Wrangler Rubicón, el Jeep más bestial
Jeep no incorporaba motores V8 al Wrangler hace 40 años pero cuando se decidió eligió la puerta grande con la versión más radical de su catálogo, el Rubicon 392, equipado con un motor V8 de 6.4 litros que entrega 450 CV de potencia y nada menos que 637 Nm de par motor.

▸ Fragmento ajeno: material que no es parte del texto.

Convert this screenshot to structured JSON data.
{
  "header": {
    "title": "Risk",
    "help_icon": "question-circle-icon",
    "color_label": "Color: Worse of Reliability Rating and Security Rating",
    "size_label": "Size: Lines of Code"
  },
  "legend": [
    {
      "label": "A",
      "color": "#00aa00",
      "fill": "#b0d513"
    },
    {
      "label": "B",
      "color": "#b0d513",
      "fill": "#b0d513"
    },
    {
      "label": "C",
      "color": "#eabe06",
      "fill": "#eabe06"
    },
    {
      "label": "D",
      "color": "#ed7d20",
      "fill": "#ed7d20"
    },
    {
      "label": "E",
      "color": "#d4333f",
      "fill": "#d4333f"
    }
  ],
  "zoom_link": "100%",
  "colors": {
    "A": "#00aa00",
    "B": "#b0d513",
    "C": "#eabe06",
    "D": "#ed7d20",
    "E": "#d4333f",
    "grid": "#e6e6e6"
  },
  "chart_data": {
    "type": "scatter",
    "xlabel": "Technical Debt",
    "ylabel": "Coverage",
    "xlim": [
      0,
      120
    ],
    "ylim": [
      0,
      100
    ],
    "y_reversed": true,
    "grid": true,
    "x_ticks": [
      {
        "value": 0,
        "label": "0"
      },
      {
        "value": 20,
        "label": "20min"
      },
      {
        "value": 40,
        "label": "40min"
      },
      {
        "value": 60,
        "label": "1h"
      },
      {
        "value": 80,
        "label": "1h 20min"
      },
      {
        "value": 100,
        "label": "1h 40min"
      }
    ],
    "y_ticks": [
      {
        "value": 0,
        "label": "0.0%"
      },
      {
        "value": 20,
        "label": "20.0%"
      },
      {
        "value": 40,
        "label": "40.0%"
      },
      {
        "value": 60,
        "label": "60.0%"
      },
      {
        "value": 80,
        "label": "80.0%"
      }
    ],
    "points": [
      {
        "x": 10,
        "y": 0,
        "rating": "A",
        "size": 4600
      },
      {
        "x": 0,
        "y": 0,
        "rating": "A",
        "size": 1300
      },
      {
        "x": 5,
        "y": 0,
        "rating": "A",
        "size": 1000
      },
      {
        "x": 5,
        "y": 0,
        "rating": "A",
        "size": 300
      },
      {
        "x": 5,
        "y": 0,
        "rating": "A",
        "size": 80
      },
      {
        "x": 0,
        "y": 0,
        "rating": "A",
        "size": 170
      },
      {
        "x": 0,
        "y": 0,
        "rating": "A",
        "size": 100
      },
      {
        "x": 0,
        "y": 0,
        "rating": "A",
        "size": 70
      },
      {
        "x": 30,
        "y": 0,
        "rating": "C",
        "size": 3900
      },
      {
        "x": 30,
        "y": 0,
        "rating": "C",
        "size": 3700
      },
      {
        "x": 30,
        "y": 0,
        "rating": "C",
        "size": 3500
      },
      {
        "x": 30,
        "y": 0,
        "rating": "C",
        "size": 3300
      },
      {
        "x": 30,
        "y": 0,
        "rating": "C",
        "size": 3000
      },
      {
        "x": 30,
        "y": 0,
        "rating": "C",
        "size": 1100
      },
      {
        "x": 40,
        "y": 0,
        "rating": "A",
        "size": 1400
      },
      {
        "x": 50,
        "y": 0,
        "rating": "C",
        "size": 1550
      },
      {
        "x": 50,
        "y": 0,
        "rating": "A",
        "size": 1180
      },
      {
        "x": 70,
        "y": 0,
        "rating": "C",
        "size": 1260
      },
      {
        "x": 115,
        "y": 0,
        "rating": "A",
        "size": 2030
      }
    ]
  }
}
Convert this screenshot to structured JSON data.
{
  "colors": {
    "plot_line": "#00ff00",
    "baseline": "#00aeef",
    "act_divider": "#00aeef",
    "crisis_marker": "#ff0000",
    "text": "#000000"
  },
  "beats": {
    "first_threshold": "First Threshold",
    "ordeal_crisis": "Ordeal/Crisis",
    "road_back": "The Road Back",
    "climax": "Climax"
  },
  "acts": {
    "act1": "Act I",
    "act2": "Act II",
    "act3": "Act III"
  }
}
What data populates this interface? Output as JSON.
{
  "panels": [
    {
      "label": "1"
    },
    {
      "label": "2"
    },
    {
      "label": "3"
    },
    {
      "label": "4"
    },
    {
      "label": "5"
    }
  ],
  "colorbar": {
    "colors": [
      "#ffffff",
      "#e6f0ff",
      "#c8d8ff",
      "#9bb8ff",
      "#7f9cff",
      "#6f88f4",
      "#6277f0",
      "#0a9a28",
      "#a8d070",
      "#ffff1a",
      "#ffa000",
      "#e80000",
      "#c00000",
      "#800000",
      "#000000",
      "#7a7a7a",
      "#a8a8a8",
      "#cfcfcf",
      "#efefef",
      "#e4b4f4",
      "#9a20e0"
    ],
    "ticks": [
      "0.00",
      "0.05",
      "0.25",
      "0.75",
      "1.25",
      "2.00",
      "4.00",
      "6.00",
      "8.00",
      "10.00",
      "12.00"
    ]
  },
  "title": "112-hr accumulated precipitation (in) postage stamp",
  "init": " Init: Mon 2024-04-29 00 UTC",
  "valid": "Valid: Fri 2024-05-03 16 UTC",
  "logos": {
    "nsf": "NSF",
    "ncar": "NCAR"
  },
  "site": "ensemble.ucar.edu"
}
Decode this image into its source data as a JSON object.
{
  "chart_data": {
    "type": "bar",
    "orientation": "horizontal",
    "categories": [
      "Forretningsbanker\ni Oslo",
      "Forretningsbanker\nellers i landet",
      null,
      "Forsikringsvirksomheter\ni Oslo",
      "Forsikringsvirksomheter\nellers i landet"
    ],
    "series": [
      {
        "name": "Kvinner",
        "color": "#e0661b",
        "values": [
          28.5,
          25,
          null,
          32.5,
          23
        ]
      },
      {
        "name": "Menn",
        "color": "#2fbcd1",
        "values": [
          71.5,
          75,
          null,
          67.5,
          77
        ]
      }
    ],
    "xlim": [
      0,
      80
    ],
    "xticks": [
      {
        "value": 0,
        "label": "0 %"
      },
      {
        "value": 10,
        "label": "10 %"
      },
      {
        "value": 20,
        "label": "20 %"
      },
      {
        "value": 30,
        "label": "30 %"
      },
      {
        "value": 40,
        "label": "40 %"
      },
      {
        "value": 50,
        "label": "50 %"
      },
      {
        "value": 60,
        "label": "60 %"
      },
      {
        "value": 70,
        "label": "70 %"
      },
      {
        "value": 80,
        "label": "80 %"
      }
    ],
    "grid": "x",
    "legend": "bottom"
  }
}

Este propulsor está asociado a una caja automática de 8 velocidades TorqueFlite con cambios de marcha precisos y la caja de transferencia Selec-Trac activa permanentemente lo permite que el Wrangler 392 acelere de 0 a 96 Kph en 4,5 segundos y alcance el cuarto de milla en 13,0 segundos. (Las prestaciones son en millas, ya que esta versión se venderá exclusivamente en el mercado norteamericano).

Además de su vigoroso motor, el Wrangler Rubicon 392 “Trail Rated” (tal su denominación completa) integra resistentes ejes Dana en ambos ejes, una relación final en el puente de 3,73, control del bloqueo del convertidor de par de la transmisión, neumáticos de 33 pulgadas de serie en llantas Beadlock de 17 pulgadas.

Con todo ello se logra el Jeep Wrangler más capaz de todos los tiempos con más de 25 centímetros de altura libre al suelo, articulación de la suspensión y maniobrabilidad mejoradas, ángulos de ataque/ventral/salida de 44,5/22,6/37,5 grados y capacidad de vadeo de hasta 82,5 centímetros.
Para trepar paredes
Es literal que el Wrangler puede trepar paredes ya que casi el 75 % del par máximo del motor está disponible justo por encima de la velocidad de ralentí del motor. Esto permite prestaciones emocionantes, ya sea acelerando de 0 a 60 mph (0 a 96 km/h) en 4,5 segundos o subiendo pendientes pronunciadas casi sin pisar el acelerador.



El motor V8 de 6.4 litros es toda una obra de ingeniería. Se trata de un bloque de cilindros de hierro fundido y tapas de cilindro de aluminio, mejoradas por un colector de admisión activo, distribución variable del árbol de levas, dos bujías por cilindro, válvulas de escape rellenas de sodio, válvulas de admisión de vástago hueco y pulverizadores de refrigeración de aceite en los pistones.

El motor del Wrangler Rubicon 392 está equipado con un sistema de lubricación “en seco” lo que evita el carter/deposito haciendo que con mucha inclinación el motor no pierda capacidad de lubricación.
Para no convertirse en un monstruo devorador de nafta el motor incorpora la desactivación de los cilindros que cambia sin problemas y suavemente al modo de cuatro cilindros y de alto ahorro de combustible cuando la demanda de potencia es baja, como al conducir por una ruta llana.
Una bomba de combustible de alto rendimiento montada en el tanque mantiene el motor V8 alimentado incluso en las condiciones más exigentes que es cuando el presupuesto se va a las nubes, pero la diversión no tiene precio.